Now staff with the Honolulu Authority for Rapid Transportation are proposing to expand the scope of the original contract, and briefed members of the rail authority board of directors Thursday on a plan to make Shimmick responsible for building an extra 1,700 feet of rail guideway along Dillingham Boulevard.
Glenn Nohara, chairman of the authority’s Project Oversight Committee, raised concerns during Thursday’s online meeting that the proposed change order may be so substantial that it would alter the parameters of the original contract in a way that might violate state procurement law.
Nohara said the extra guideway and utility work is outside the scope of the original airport guideway contract, and he wants a legal opinion from the city Corporation Counsel, the state chief procurement officer and the Federal Transit Administration that the plan is proper and legal.
“Keep in mind that we’re currently under a federal investigation for our change orders, so we don’t want to add more to that investigation, so we’ve got to be squeaky clean on that,” he said.
The ongoing federal investigation of rail includes the FBI and was first made public more than a year ago. Federal grand jury subpoenas have been issued to current and former HART employees, but it is still unclear exactly what the focus of the investigation may be.

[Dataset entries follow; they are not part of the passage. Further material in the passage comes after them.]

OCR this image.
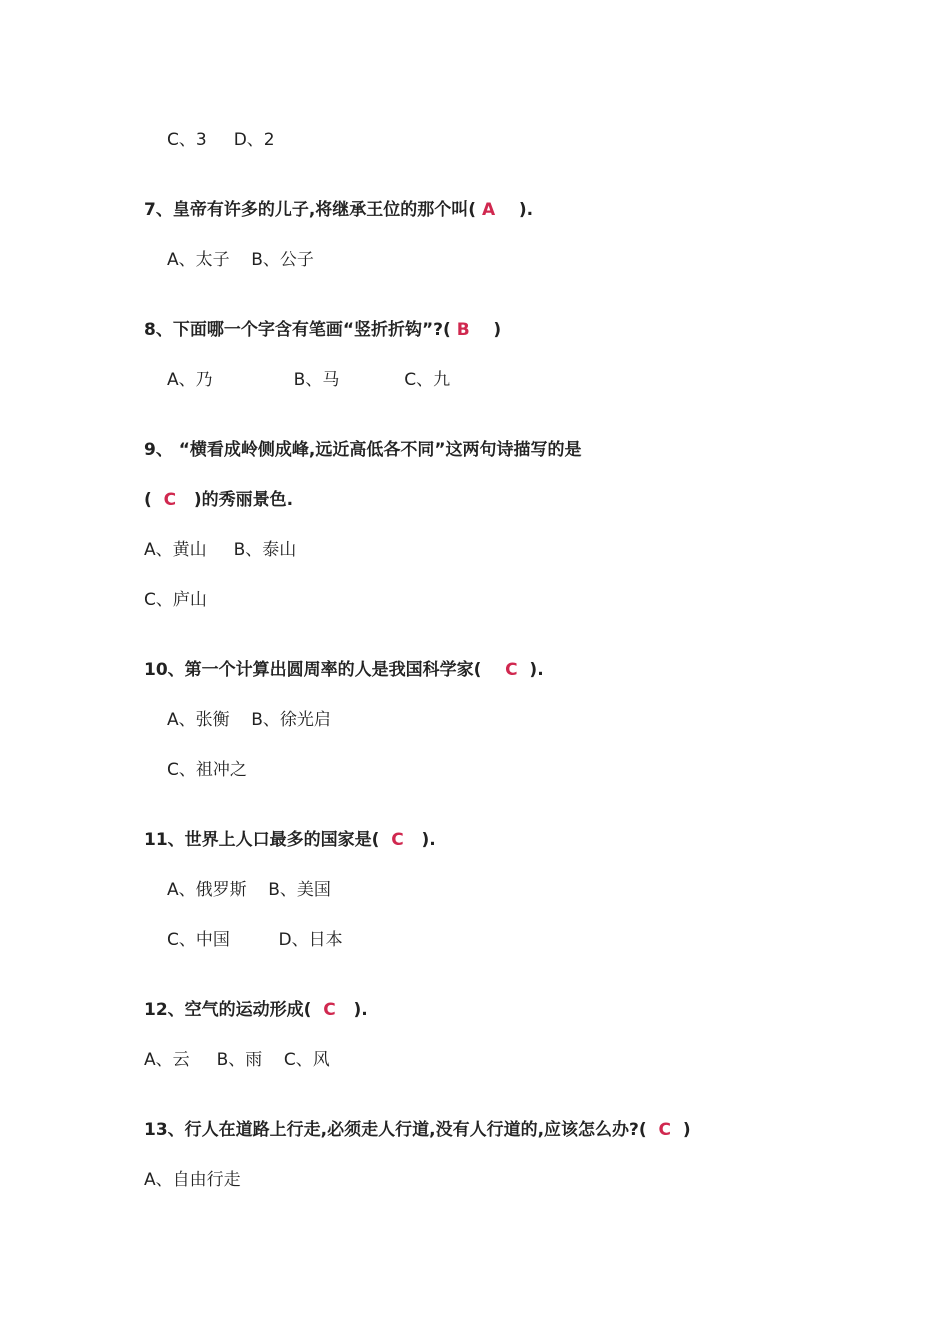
C、3     D、2
7、皇帝有许多的儿子,将继承王位的那个叫( A    ).
A、太子    B、公子
8、下面哪一个字含有笔画“竖折折钩”?( B    )
A、乃               B、马            C、九
9、 “横看成岭侧成峰,远近高低各不同”这两句诗描写的是
(  C   )的秀丽景色.
A、黄山     B、泰山
C、庐山
10、第一个计算出圆周率的人是我国科学家(    C  ).
A、张衡    B、徐光启
C、祖冲之
11、世界上人口最多的国家是(  C   ).
A、俄罗斯    B、美国
C、中国         D、日本
12、空气的运动形成(  C   ).
A、云     B、雨    C、风
13、行人在道路上行走,必须走人行道,没有人行道的,应该怎么办?(  C  )
A、自由行走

The HART plan would tap Shimmick to extend the guideway an extra one-third of a mile, from an area near the Oahu Community Correctional Center to a point about 350 feet east of Puuhale Road.
“Rail construction, as we know, is essential to the Hawaiian economy,” said John Moore, east area construction manager for HART. “The idea here is to have a project that would be shovel-ready. There would be very little design work required because this is a continuation of what’s already been done for the current 5.2 miles of guideway that’s being constructed as we speak.”

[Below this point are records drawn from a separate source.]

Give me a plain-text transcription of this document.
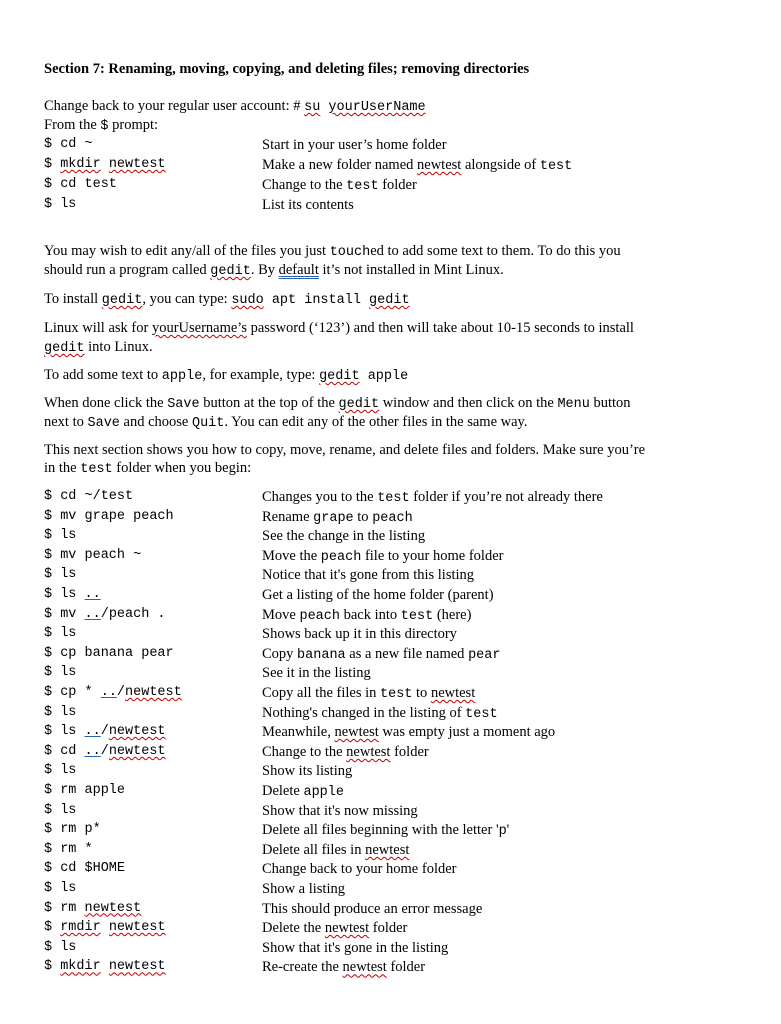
Section 7: Renaming, moving, copying, and deleting files; removing directories
Change back to your regular user account: # su yourUserName
From the $ prompt:
$ cd ~	Start in your user’s home folder
$ mkdir newtest	Make a new folder named newtest alongside of test
$ cd test	Change to the test folder
$ ls	List its contents
You may wish to edit any/all of the files you just touched to add some text to them. To do this you
should run a program called gedit. By default it’s not installed in Mint Linux.
To install gedit, you can type: sudo apt install gedit
Linux will ask for yourUsername’s password (‘123’) and then will take about 10-15 seconds to install
gedit into Linux.
To add some text to apple, for example, type: gedit apple
When done click the Save button at the top of the gedit window and then click on the Menu button
next to Save and choose Quit. You can edit any of the other files in the same way.
This next section shows you how to copy, move, rename, and delete files and folders. Make sure you’re
in the test folder when you begin:
$ cd ~/test	Changes you to the test folder if you’re not already there
$ mv grape peach	Rename grape to peach
$ ls	See the change in the listing
$ mv peach ~	Move the peach file to your home folder
$ ls	Notice that it's gone from this listing
$ ls ..	Get a listing of the home folder (parent)
$ mv ../peach .	Move peach back into test (here)
$ ls	Shows back up it in this directory
$ cp banana pear	Copy banana as a new file named pear
$ ls	See it in the listing
$ cp * ../newtest	Copy all the files in test to newtest
$ ls	Nothing's changed in the listing of test
$ ls ../newtest	Meanwhile, newtest was empty just a moment ago
$ cd ../newtest	Change to the newtest folder
$ ls	Show its listing
$ rm apple	Delete apple
$ ls	Show that it's now missing
$ rm p*	Delete all files beginning with the letter 'p'
$ rm *	Delete all files in newtest
$ cd $HOME	Change back to your home folder
$ ls	Show a listing
$ rm newtest	This should produce an error message
$ rmdir newtest	Delete the newtest folder
$ ls	Show that it's gone in the listing
$ mkdir newtest	Re-create the newtest folder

The idea is that Shimmick would also help HART speed up some critically important utility relocation work and in the city center, work that has fallen about seven months behind schedule.
Nan Inc. was hired under a contract worth up to $400 million to handle the utility relocation effort, which involves moving water, sewer and power lines out of the path of the planned rail line through the city. But delays in the utility work prompted HART to announce earlier this year it planned to hire another contractor to speed things up.
HART staff said there are some “very large potential savings” if some of the work involving high-voltage lines is done by Shimmick rather than Nan.
The proposed plan would also shift work that was originally supposed to be included in a planned public-private partnership, or P3 agreement, over to Shimmick to handle.
Procurement is already underway for the P3 contract, which would be the largest in city history and involve an estimated $1.4 billion in construction activity. But the city and HART repeatedly delayed awarding that contract, and announced this week the P3 bidders will not submit their price proposals until July 22 because of new delays linked to the COVID-19 pandemic.
The idea of shifting some of the P3 work over to Shimmick while the P3 schedule is worked out is that “we’d have shovel-ready work being accomplished. It would benefit the economy and also benefit the program,” Moore said.
HART Executive Director Andrew Robbins was unavailable to discuss the proposed change order Thursday.